Âile toplumun temeli, anne- babaya iyilik de dinin esasıdır. [1] Allah’ın rızası ana babanın rızasına bağlıdır. [2] Bazı hadislerin vürud sebepleri vardır. Mesela “Cennet annelerin ayağı altındadır” hadisinin de sebeb-i vürudunu bilmek gerekir.

Hz. Peygamber “cihada gitmek istiyorum” diyen sahabiye annesini sormuş, o da bakıma muhtaç annesini söyleyince, “ o halde ondan ayrılma, çünkü cennet annenin ayağının altındadır” buyurmuştur. [3]

“Baba” hakkında da önemli haberler gelmiştir. Mesela “Baba cennetin orta kapısıdır” [4] hadisini böyle değerlendirmek gerekir. Ölmüş anne ve baba yerine onların oruç borcu tutulabilir, hacc farizası eda edilebilir. [5]

Anne ve baba, gayr-i müslim olsa bile iyi davranmak gerekir. [6] Anne vefat etmişse, teyzeye iyilik etmek gerekir, çünkü teyze anne yerindedir. [7]

VEFAT ETMİŞ ANNE BABA İÇİN NELER YAPILIR?

Vefat etmiş, anne baba için şunlar yapılır:

Dua edilir, istiğfar edilir, vasıyetleri yerine getirilir, yaşayan akrabaları ziyaret edilir, dostlarına ikram yapılır. [8]

Süt anne, süt baba ve süt akrabalarına hürmet edip, ikramda bulunmak, öz anne, baba ve akrabalarına hürmet etmek gibidir. [9] Ebeveyninden birine bedel, hacceden kimsenin kendine de haccetmiş sevabı yazılır.
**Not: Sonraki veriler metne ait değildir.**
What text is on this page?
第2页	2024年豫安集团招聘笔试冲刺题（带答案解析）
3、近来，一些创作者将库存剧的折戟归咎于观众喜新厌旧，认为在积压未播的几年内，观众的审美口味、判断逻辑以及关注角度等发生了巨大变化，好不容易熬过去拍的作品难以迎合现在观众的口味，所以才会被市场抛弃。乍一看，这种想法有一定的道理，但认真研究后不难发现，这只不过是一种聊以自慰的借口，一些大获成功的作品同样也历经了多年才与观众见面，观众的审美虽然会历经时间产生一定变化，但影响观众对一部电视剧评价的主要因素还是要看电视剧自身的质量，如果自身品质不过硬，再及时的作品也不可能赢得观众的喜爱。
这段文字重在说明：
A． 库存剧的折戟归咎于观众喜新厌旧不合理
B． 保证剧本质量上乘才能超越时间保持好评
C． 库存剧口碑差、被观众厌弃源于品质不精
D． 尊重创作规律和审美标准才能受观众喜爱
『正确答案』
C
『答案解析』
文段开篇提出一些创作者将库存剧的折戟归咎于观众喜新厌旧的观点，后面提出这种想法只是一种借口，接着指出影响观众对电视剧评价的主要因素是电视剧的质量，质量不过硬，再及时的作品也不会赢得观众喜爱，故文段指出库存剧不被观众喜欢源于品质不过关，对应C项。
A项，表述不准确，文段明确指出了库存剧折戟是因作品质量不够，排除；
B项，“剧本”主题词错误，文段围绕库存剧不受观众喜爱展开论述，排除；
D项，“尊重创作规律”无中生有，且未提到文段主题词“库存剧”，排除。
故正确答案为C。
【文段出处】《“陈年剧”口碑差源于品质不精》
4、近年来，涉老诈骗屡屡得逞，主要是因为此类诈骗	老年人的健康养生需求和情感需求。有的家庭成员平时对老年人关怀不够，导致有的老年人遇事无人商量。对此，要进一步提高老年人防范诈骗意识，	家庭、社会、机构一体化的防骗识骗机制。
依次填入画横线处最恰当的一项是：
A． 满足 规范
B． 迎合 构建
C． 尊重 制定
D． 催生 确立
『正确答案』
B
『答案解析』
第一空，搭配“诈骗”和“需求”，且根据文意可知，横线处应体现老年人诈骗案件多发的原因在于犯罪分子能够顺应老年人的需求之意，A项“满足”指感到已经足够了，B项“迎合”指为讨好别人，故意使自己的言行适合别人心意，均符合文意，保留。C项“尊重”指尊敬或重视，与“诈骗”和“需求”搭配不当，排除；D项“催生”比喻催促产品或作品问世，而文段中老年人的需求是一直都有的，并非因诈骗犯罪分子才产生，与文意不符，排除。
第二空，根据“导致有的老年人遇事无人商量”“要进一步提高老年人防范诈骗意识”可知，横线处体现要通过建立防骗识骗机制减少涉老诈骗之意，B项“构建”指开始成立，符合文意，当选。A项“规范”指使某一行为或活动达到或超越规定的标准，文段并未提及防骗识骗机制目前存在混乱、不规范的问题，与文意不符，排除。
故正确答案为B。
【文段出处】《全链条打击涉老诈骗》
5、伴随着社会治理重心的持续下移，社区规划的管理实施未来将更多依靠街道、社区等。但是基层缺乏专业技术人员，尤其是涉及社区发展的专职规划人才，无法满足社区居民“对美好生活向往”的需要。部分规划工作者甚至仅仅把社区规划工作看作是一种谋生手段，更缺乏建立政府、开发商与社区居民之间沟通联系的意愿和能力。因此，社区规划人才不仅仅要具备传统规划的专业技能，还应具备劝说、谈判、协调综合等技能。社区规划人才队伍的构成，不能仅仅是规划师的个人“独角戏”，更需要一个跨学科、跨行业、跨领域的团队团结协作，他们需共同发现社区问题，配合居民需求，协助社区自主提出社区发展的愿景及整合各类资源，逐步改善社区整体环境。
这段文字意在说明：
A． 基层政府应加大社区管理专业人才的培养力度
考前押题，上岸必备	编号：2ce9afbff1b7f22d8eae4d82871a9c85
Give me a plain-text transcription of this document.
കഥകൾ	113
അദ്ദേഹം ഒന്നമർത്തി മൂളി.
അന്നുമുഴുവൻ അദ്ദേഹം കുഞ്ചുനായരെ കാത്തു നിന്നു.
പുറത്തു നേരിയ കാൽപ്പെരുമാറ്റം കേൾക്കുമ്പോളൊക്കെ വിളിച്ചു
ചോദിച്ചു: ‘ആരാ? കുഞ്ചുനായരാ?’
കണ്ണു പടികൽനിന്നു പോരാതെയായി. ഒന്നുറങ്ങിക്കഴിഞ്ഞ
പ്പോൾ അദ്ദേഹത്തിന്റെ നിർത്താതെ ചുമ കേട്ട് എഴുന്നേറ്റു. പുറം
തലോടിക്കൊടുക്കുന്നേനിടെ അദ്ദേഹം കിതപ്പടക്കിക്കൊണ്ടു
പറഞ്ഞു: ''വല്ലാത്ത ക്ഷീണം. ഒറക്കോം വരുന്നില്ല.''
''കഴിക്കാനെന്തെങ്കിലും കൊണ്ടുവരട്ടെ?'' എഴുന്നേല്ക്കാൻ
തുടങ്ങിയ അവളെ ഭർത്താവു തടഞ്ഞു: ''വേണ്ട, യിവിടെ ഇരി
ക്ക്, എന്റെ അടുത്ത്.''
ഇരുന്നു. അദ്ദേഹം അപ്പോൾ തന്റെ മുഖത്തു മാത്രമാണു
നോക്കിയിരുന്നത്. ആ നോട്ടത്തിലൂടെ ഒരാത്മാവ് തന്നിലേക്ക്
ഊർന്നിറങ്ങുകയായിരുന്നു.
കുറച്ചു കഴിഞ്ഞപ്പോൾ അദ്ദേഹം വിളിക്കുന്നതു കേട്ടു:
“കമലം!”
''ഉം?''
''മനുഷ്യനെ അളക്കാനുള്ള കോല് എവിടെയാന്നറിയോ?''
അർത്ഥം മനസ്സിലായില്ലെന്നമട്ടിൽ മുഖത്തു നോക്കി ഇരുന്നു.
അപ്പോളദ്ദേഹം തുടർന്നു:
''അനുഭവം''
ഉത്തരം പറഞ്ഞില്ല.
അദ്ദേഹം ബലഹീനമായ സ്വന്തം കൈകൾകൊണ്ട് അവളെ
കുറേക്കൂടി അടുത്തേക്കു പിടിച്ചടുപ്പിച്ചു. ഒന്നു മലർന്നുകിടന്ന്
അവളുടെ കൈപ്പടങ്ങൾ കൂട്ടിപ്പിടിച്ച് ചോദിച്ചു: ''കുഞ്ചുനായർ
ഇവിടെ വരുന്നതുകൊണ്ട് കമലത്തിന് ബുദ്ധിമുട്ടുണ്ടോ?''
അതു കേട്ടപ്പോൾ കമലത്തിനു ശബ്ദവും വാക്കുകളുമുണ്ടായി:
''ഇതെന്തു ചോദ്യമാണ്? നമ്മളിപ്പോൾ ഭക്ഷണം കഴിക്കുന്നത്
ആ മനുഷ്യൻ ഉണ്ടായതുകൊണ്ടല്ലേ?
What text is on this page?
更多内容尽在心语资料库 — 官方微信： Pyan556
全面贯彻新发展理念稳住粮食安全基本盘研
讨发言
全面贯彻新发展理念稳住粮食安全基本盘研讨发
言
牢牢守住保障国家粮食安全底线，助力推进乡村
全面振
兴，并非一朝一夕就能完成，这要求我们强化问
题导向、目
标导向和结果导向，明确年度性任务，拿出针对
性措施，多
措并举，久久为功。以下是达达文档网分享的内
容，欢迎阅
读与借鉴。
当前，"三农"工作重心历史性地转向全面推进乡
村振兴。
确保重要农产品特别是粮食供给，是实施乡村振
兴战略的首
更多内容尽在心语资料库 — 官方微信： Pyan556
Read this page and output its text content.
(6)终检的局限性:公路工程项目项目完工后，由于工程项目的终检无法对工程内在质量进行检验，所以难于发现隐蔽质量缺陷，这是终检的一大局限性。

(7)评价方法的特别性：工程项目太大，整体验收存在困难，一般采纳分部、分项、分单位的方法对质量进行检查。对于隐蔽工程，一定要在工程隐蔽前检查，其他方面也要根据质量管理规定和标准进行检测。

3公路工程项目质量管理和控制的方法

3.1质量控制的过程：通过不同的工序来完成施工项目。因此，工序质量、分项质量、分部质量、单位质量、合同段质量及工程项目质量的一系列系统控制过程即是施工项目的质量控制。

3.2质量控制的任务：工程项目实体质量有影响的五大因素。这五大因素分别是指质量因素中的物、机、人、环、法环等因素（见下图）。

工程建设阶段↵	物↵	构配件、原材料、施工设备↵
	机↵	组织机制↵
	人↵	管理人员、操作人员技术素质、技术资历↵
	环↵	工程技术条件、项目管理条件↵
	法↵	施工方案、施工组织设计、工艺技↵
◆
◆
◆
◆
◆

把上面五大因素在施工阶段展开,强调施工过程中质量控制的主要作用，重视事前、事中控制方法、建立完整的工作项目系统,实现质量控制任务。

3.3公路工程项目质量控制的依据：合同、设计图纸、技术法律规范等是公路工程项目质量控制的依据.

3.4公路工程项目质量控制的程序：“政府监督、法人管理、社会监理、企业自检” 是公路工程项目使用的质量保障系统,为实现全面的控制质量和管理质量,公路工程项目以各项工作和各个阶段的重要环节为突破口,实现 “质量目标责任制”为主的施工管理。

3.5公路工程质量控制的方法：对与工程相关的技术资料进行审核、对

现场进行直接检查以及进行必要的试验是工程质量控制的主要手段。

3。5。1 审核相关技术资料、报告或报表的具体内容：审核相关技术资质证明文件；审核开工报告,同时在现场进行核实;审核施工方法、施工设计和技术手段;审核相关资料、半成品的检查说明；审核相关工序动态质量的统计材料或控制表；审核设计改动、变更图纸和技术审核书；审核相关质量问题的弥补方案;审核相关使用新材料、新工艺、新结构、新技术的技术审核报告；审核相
Yerine bedel haccettiği kimsenin de borcu düşer. [10]

Kocası erken vefat etmiş ve gençliğini evlenmeksizin yetim çocukların büyütülmesinde harcayan kadın ahirette peygamberle beraberdir. [11]

BABANIN ÖZELLİKLE KIZLARINA İYİLİK ETMESİ BÜYÜK SEVAPTIR

Anne ve babanın çocuklarına dönük tüm iyilikleri de değer ifade eder. Mesela babanın özellikle kızlarına iyilik etmesinin sevabı büyüktür. [12]

Çünkü yetişme çağına erişinceye kadar kız çocukları ebeveynlerinin özel ilgisine ihtiyacı bulunmaktadır. Baba evlendikten sonra da kız çocuğunu ziyaret edebilir, onun yanaklarından öpebilir. [13]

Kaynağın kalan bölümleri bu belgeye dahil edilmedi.